A Shannon farmer has been convicted for a second time of neglecting his calves, this time resulting in two deaths.

Carl Smith, 56, was convicted in Palmerston North District Court today charged with reckless ill-treatment of two calves, one which died of starvation and the other which had to be euthanised.

He was sentenced to 200 hours community work, ordered to pay reparations of $712.40 and $750 towards solicitor's costs.

Smith was also disqualified from owning livestock for five years.


Last year, an SPCA inspector visited a paddock in Shannon where they found three black-and-white Friesian bull calves -- one was dead, another was unable to stand and a third was in poor physical condition.

The veterinarian who attended found the dead calf was poorly grown for its approximate age and its carcass was severely dehydrated and starved, SPCA said.

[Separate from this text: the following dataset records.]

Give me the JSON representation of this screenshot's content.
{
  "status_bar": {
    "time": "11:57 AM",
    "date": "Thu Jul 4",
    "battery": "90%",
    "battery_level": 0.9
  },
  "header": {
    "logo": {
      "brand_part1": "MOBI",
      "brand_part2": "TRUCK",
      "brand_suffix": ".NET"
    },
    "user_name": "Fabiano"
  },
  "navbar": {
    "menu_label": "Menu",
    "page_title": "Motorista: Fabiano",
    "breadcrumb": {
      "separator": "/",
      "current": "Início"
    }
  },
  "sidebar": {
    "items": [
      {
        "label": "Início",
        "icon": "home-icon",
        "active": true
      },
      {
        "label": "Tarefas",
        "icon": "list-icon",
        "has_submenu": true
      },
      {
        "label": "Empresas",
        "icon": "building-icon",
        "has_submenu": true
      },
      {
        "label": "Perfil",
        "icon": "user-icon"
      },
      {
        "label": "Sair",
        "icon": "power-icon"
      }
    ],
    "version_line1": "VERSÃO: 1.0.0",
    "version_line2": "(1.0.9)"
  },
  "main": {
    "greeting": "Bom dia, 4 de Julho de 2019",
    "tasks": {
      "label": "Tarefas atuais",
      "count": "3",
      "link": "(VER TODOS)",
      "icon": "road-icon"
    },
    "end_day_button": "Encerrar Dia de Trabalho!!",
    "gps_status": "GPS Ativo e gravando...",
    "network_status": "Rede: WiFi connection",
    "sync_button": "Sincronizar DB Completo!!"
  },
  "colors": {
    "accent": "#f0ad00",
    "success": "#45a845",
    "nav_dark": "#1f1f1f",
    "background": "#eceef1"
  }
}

There was a pool of faeces behind the carcass, indicating calf was down for a long period before its death.

She estimated the calf has died two days earlier and the cause of death was likely to have been dehydration, starved and severe parasite burden.

The second calf was euthanised due to being starved.

A post mortem examination revealed severe chronic malnutrition, and blood and faecal samples confirmed a severe internal parasite burden, SPCA said. The third was also poorly grown and in poor body condition, probably due to a lack of treatment for worms.

The veterinarian concluded that the first two calves had been subjected to unreasonable and prolonged neglect, which would have caused them unnecessary pain and suffering.

SPCA chief executive Ric Odom said this was "extremely disappointing".

" ... the defendant in this case has repeated the same mistakes that led to his conviction in 2011 and inflicted unnecessary pain and suffering on these defenceless animals."

"However, the SPCA is grateful that the judge has extended the period of disqualification this time in the hope that this will save more animals from suffering a similar fate at the hands of the defendant," he said. When interviewed, Smith confirmed he previously received advice from the SPCA and a veterinarian in relation to appropriate care of his farm animals. He agreed that his lack of actions were careless and irresponsible.

"The SPCA hopes that this case will send a message to farmers throughout the country that they must keep on top of their husbandry and fulfil their responsibilities towards their livestock. Your animals are dependent on your care and the consequences of neglect can be extremely serious for them and you," Mr Odom said.

Previously, Smith was convicted of similar charges in 2011 where he pleaded guilty to two charges -- failing to ensure that the physical, health and behavioural needs of a calf were met and a second charge of ill-treating a calf that died as a result of starvation.

He was fined $1200 and disqualified from owning and/or exercising authority over livestock for two years.